Third article, explaining that the failed policies of the Democrats have been tried before – by Carter.

Excerpt:

Since the Obama “recovery” started 4-1/2 years ago, inflation appears to have been relatively tame, with core prices climbing just 7% from June 2009 to December 2013.

But as CBS News discovered when it looked a little closer, the overall number is deceptive. In fact, it found food prices soaring.

The official inflation data confirm this. Overall, food prices are up 9% since June 2009, according to the Bureau of Labor Statistics. And the cost of many staples is skyrocketing. Pork prices have climbed 14%; poultry is up 12%; eggs, 27%; milk, 20%.

Meanwhile, energy prices have climbed 18% during the recovery, and the price of gasoline is up a whopping 31.5%. Then there’s college tuition, up 23%.
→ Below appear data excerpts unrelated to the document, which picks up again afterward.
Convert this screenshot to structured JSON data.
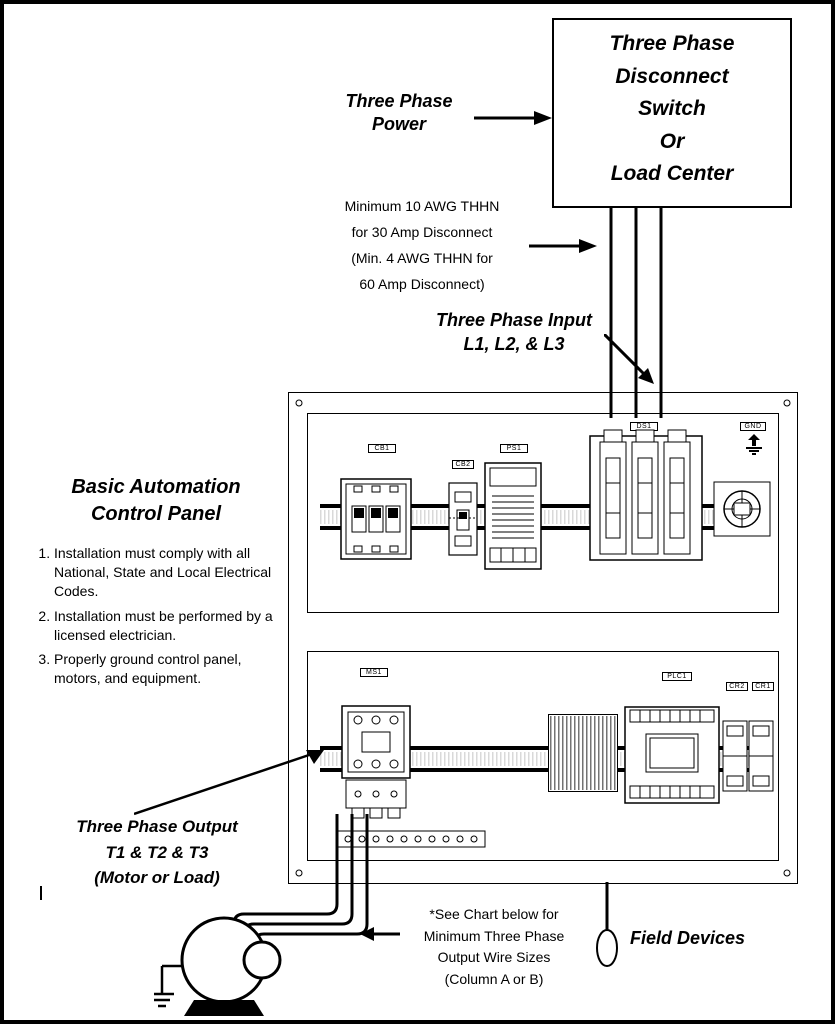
{
  "disconnect_box": {
    "line1": "Three Phase",
    "line2": "Disconnect",
    "line3": "Switch",
    "line4": "Or",
    "line5": "Load Center"
  },
  "labels": {
    "three_phase_power": "Three Phase Power",
    "wire_note_line1": "Minimum 10 AWG THHN",
    "wire_note_line2": "for 30 Amp Disconnect",
    "wire_note_line3": "(Min. 4 AWG THHN for",
    "wire_note_line4": "60 Amp Disconnect)",
    "three_phase_input1": "Three Phase Input",
    "three_phase_input2": "L1, L2, & L3",
    "panel_title1": "Basic Automation",
    "panel_title2": "Control Panel",
    "output1": "Three Phase Output",
    "output2": "T1 & T2 & T3",
    "output3": "(Motor or Load)",
    "field_devices": "Field Devices",
    "output_note1": "*See Chart below for",
    "output_note2": "Minimum Three Phase",
    "output_note3": "Output Wire Sizes",
    "output_note4": "(Column A or B)"
  },
  "ids": {
    "cb1": "CB1",
    "cb2": "CB2",
    "ps1": "PS1",
    "ds1": "DS1",
    "gnd": "GND",
    "ms1": "MS1",
    "plc1": "PLC1",
    "cr2": "CR2",
    "cr1": "CR1"
  },
  "notes": [
    "Installation must comply with all National, State and Local Electrical Codes.",
    "Installation must be performed by a licensed electrician.",
    "Properly ground control panel, motors, and equipment."
  ],
  "chart_data": {
    "type": "diagram",
    "title": "Three Phase Control Panel Wiring Diagram",
    "nodes": [
      {
        "id": "power_source",
        "label": "Three Phase Power"
      },
      {
        "id": "disconnect",
        "label": "Three Phase Disconnect Switch Or Load Center"
      },
      {
        "id": "panel",
        "label": "Basic Automation Control Panel",
        "components": [
          "CB1",
          "CB2",
          "PS1",
          "DS1",
          "GND",
          "MS1",
          "PLC1",
          "CR2",
          "CR1"
        ]
      },
      {
        "id": "motor",
        "label": "Motor or Load"
      },
      {
        "id": "field_devices",
        "label": "Field Devices"
      }
    ],
    "edges": [
      {
        "from": "power_source",
        "to": "disconnect"
      },
      {
        "from": "disconnect",
        "to": "panel",
        "label": "L1, L2, & L3",
        "wire": "Min 10 AWG THHN (30A) / Min 4 AWG THHN (60A)"
      },
      {
        "from": "panel",
        "to": "motor",
        "label": "T1 & T2 & T3",
        "wire": "See chart for minimum three phase output wire sizes (Column A or B)"
      },
      {
        "from": "panel",
        "to": "field_devices"
      }
    ]
  }
}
At the same time, wages aren’t budging. In fact, measured in real terms, the median household income is 4% below where it was four-1/2 years ago. And while the official unemployment rate is down, that’s due to millions quitting the workforce altogether.

Yes, the economy has created 6.6 million jobs since June 2009. But the ranks of those not in the labor force climbed nearly 11 million, driving the labor force participation rate down from 65.7% to today’s 63% — a level not seen since 1978.

You might remember from the Carter era that stagflation was the name given to describe a period of slow or stagnant economic growth, low labor force participation and high prices (inflation). The only solution to this is to raise interest rates, which is very painful. But the longer we keep interest rates low, and keep government spending high, and keep taxing and regulating businesses into oblivion, the worst the medicine is going to be when we are forced to take it.